元・副会長のCinema Days

映画の感想文を中心に、好き勝手なことを語っていきます。

「こころに剣士を」

2017-01-15 06:47:26 | 映画の感想(か行)

 (原題:THE FENCER)期待していなかったが、とても良かった。歴史物にスポ根路線を合わせたような映画は過去にも存在したが、本作は時代背景と題材の珍しさ、そして余計なケレンを廃した静かな演出により、独自の魅力を獲得している。抑えたタッチでありながら、ストーリーは起伏に富んでいるのも面白い。

 バルト海に面したエストニアは第二次世界大戦中はドイツに、末期からはソ連に占領されていた。50年代前半、戦時中にドイツ側に荷担していたためソ連の秘密警察に追われる元フェンシング選手のエンデルは、田舎町の小学校の体育教師として身を隠すことにする。戦争の爪痕が生々しいこの土地にあっては、学校の雰囲気も生徒達の表情も暗い。そこでエンデルはフェンシング部を立ち上げることにするが、予想以上の数の入部希望者が詰めかける。それもそのはずで、この学校にはクラブが存在せず、皆授業以外の学内での活動を求めていたのだ。

 ところが実はエンデルは子供が苦手で、懇意にしていた数人の生徒だけに教えるつもりが、思いがけず大所帯のスポーツ部を受け持つハメになり面食らう。しかし、生徒達の熱意にほだされて、やがて本格的な指導に乗り出す。そんな中、エンデルはレニングラードで開かれる全国大会に出たいと子供達からせがまれる。だが、行けば捕まるのは確実。躊躇する彼だったが、生徒達の夢を叶えるため、捨て身の参加を決意する。

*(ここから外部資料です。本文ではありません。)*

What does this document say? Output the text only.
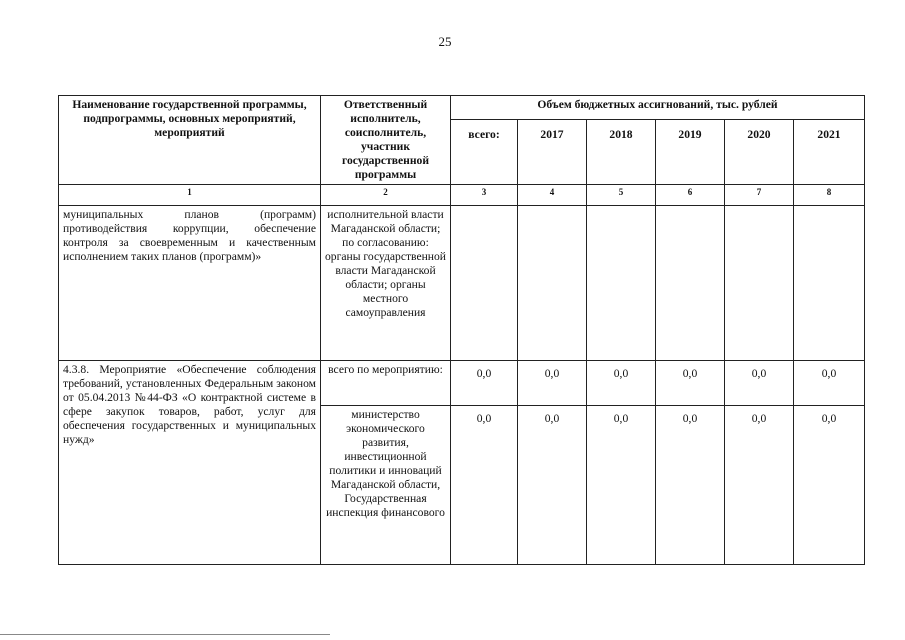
25
Наименование государственной программы, подпрограммы, основных мероприятий, мероприятий	Ответственный исполнитель, соисполнитель, участник государственной программы	Объем бюджетных ассигнований, тыс. рублей					
		всего:	2017	2018	2019	2020	2021
1	2	3	4	5	6	7	8
муниципальных планов (программ) противодействия коррупции, обеспечение контроля за своевременным и качественным исполнением таких планов (программ)»	исполнительной власти Магаданской области; по согласованию: органы государственной власти Магаданской области; органы местного самоуправления						
4.3.8. Мероприятие «Обеспечение соблюдения требований, установленных Федеральным законом от 05.04.2013 №44-ФЗ «О контрактной системе в сфере закупок товаров, работ, услуг для обеспечения государственных и муниципальных нужд»	всего по мероприятию:	0,0	0,0	0,0	0,0	0,0	0,0
	министерство экономического развития, инвестиционной политики и инноваций Магаданской области, Государственная инспекция финансового	0,0	0,0	0,0	0,0	0,0	0,0
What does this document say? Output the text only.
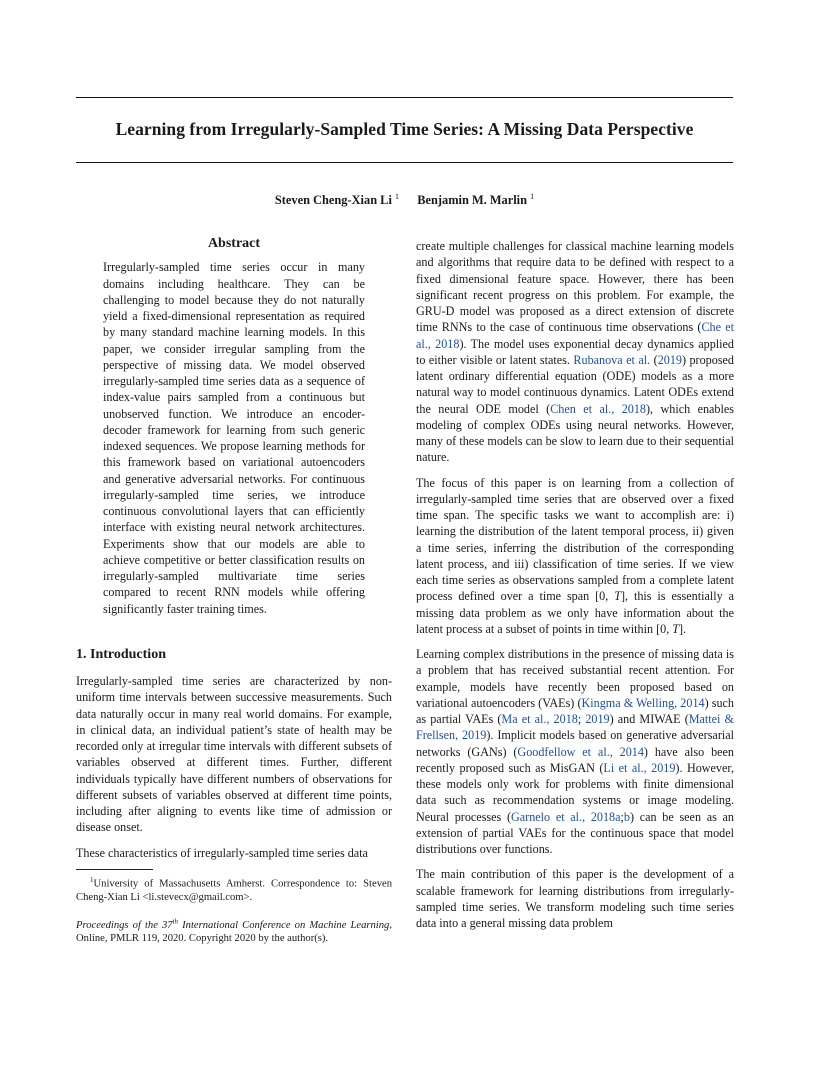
Learning from Irregularly-Sampled Time Series: A Missing Data Perspective
Steven Cheng-Xian Li $^1$ Benjamin M. Marlin $^1$
Abstract

Irregularly-sampled time series occur in many domains including healthcare. They can be challenging to model because they do not naturally yield a fixed-dimensional representation as required by many standard machine learning models. In this paper, we consider irregular sampling from the perspective of missing data. We model observed irregularly-sampled time series data as a sequence of index-value pairs sampled from a continuous but unobserved function. We introduce an encoder-decoder framework for learning from such generic indexed sequences. We propose learning methods for this framework based on variational autoencoders and generative adversarial networks. For continuous irregularly-sampled time series, we introduce continuous convolutional layers that can efficiently interface with existing neural network architectures. Experiments show that our models are able to achieve competitive or better classification results on irregularly-sampled multivariate time series compared to recent RNN models while offering significantly faster training times.

1. Introduction

Irregularly-sampled time series are characterized by non-uniform time intervals between successive measurements. Such data naturally occur in many real world domains. For example, in clinical data, an individual patient’s state of health may be recorded only at irregular time intervals with different subsets of variables observed at different times. Further, different individuals typically have different numbers of observations for different subsets of variables observed at different time points, including after aligning to events like time of admission or disease onset.

These characteristics of irregularly-sampled time series data

$^1$University of Massachusetts Amherst. Correspondence to: Steven Cheng-Xian Li <li.stevecx@gmail.com>.
Proceedings of the 37th International Conference on Machine Learning, Online, PMLR 119, 2020. Copyright 2020 by the author(s).

create multiple challenges for classical machine learning models and algorithms that require data to be defined with respect to a fixed dimensional feature space. However, there has been significant recent progress on this problem. For example, the GRU-D model was proposed as a direct extension of discrete time RNNs to the case of continuous time observations (Che et al., 2018). The model uses exponential decay dynamics applied to either visible or latent states. Rubanova et al. (2019) proposed latent ordinary differential equation (ODE) models as a more natural way to model continuous dynamics. Latent ODEs extend the neural ODE model (Chen et al., 2018), which enables modeling of complex ODEs using neural networks. However, many of these models can be slow to learn due to their sequential nature.

The focus of this paper is on learning from a collection of irregularly-sampled time series that are observed over a fixed time span. The specific tasks we want to accomplish are: i) learning the distribution of the latent temporal process, ii) given a time series, inferring the distribution of the corresponding latent process, and iii) classification of time series. If we view each time series as observations sampled from a complete latent process defined over a time span [0, T], this is essentially a missing data problem as we only have information about the latent process at a subset of points in time within [0, T].

Learning complex distributions in the presence of missing data is a problem that has received substantial recent attention. For example, models have recently been proposed based on variational autoencoders (VAEs) (Kingma & Welling, 2014) such as partial VAEs (Ma et al., 2018; 2019) and MIWAE (Mattei & Frellsen, 2019). Implicit models based on generative adversarial networks (GANs) (Goodfellow et al., 2014) have also been recently proposed such as MisGAN (Li et al., 2019). However, these models only work for problems with finite dimensional data such as recommendation systems or image modeling. Neural processes (Garnelo et al., 2018a;b) can be seen as an extension of partial VAEs for the continuous space that model distributions over functions.

The main contribution of this paper is the development of a scalable framework for learning distributions from irregularly-sampled time series. We transform modeling such time series data into a general missing data problem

 主人公が置かれた境遇はシビアで、生徒達の親は戦争やソ連の圧政の犠牲になっている。そんな厳しい状況の中、幼い妹たちの面倒を見るマルタや、祖父と二人暮らしのヤーンらとの触れ合いを通じ、エンデルは人間らしい心を取り戻してゆく。同時に生徒達の表情にも生気が満ちてくる。そのプロセスを無理なく見せていくクラウス・ハロの演出は評価に値する。さらにはエンデルと同僚の女教師とのロマンス等も折り込み、飽きさせない。

 フェンシングの練習風景は実に丁寧かつ興味深く撮られていて、門外漢の観客でも置いて行かれることは無い。試合のシーンはかなり盛り上がるが、装備が十分ではないため出場が危うくなるというプロットも挿入され、ちょっとしたサスペンスも味わえる。まあ、正直言っていくら熟達した指導者に教えられたとはいえ、素人集団が短期間で全国大会で活躍できるほどの競技スキルを会得するとは思えないが(笑)、そこは“愛嬌”ということで許そう。

 エストニア出身だという主演のマルト・アヴァンディは初めて見る男優だが、しっかりした面構えと手堅い演技力で存在感を発揮している。フェンシングの場面における身のこなし方も申し分ない。ウルスラ・ラタセップやレンビット・ウルフサクといった脇の面子も良いのだが、何といっても子役らの達者な演技にこの映画は大いに助けられている。実話の映画化とのことだが、ラストまで実録物とは思えない豊かな物語性が印象付けられる。トゥオーモ・フートリのカメラによる寒色系の美しい画面も含めて、鑑賞後の満足度は高い。